5,000 jobs set to go at Jaguar Land Rover in new year
As many as 5,000 jobs will be lost at Jaguar Land Rover in the new year, with the UK’s biggest carmaker facing continued economic difficulties.

According to the Financial Times, the cuts will be announced in January and will form part of the company’s £2.5bn cost-cutting drive to boost short-term profitability. That plan, known as Project Charge, came on the back of Q3 financial results that saw JLR post a £90m loss from July to September. Its most recent sales figures from November showed a year-on-year drop of eight per cent, with overall sales for January to November down 4.4 per cent. The weak performance has been blamed on flagging demand in China, combined with uncertainty over diesel regulations and Brexit.
“In China, we continue to see significant market challenges but we remain focused on taking all the operational actions necessary to balance production with demand,” Felix Brautigam, JLR’s chief commercial officer, said on the back of the recent results.

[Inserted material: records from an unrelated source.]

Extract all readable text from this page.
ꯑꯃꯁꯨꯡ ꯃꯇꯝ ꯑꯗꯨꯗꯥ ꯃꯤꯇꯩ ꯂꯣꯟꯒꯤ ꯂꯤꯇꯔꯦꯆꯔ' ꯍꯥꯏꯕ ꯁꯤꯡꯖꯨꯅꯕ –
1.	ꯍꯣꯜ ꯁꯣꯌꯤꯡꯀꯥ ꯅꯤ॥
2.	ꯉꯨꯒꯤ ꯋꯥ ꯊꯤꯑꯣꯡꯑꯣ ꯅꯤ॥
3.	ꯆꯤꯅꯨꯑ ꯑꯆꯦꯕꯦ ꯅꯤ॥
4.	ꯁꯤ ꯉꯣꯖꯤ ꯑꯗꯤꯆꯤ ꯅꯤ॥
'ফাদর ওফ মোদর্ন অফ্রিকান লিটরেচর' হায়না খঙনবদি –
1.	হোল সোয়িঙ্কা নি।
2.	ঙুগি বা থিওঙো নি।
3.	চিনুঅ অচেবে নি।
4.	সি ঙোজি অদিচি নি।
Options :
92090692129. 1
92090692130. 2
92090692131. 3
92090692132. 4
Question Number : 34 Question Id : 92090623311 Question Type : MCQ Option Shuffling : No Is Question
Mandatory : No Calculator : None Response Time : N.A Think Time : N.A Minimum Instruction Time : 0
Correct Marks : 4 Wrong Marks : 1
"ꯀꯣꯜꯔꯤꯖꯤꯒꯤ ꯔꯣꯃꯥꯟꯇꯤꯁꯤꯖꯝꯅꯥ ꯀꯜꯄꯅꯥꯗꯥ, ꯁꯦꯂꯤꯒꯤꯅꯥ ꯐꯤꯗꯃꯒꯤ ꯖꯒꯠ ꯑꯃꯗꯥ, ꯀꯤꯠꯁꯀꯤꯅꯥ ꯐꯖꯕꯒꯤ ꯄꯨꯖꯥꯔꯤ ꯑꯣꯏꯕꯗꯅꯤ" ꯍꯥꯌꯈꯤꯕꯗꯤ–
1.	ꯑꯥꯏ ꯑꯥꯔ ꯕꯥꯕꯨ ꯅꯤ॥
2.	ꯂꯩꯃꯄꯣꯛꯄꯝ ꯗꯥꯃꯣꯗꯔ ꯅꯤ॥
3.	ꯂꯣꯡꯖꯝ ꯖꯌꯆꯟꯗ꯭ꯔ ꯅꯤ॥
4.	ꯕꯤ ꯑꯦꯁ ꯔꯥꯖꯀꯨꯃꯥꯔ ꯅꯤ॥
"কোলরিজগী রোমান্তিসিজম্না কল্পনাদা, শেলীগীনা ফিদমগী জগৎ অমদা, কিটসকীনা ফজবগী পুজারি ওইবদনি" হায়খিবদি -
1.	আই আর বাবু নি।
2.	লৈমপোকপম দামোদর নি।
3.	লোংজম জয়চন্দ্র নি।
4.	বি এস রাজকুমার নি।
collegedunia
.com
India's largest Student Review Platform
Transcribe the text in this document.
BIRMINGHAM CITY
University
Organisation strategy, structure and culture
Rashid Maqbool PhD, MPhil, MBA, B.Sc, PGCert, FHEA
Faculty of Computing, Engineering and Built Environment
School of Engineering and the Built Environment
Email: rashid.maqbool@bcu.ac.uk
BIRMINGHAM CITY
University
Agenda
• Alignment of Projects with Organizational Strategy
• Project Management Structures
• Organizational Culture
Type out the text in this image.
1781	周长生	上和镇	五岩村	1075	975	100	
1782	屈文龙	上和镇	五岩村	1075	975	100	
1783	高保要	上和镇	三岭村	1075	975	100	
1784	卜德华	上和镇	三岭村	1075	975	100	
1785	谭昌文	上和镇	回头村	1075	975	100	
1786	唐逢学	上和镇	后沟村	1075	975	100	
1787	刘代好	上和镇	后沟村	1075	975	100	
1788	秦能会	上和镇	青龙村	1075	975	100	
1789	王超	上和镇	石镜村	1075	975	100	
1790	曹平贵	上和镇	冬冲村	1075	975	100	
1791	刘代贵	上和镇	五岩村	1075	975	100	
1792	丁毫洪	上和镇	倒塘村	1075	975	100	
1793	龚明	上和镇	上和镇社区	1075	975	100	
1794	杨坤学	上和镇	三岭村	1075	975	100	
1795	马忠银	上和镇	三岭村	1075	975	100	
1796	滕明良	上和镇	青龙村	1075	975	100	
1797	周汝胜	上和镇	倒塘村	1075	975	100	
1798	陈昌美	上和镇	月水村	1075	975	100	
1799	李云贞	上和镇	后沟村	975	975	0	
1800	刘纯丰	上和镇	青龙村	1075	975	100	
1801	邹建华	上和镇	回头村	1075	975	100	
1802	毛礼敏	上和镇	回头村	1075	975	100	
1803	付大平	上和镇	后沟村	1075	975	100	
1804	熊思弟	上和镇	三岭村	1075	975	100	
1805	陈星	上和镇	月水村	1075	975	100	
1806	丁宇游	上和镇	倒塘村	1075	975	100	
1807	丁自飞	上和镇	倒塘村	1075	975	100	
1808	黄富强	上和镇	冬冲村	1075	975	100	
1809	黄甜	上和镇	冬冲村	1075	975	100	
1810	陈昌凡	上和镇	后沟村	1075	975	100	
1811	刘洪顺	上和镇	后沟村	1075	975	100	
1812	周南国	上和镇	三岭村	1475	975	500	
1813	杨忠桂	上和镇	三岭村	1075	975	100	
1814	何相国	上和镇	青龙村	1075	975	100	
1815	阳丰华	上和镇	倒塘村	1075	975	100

In a sequence of announcements made since June 2018, JLR has revealed that production of its Discovery model would move from Solihull to Slovakia and that 1,000 workers at its Castle Bromwich plant would drop to a three-day week. The Solihull plant – which has already shed around 1,000 workers - also saw a two-week shutdown in October to compensate for the shrinking demand for JLR vehicles. The ‘operational actions’ referred to by Brautigam will now almost certainly see thousands more jobs go across the company’s Midlands plants.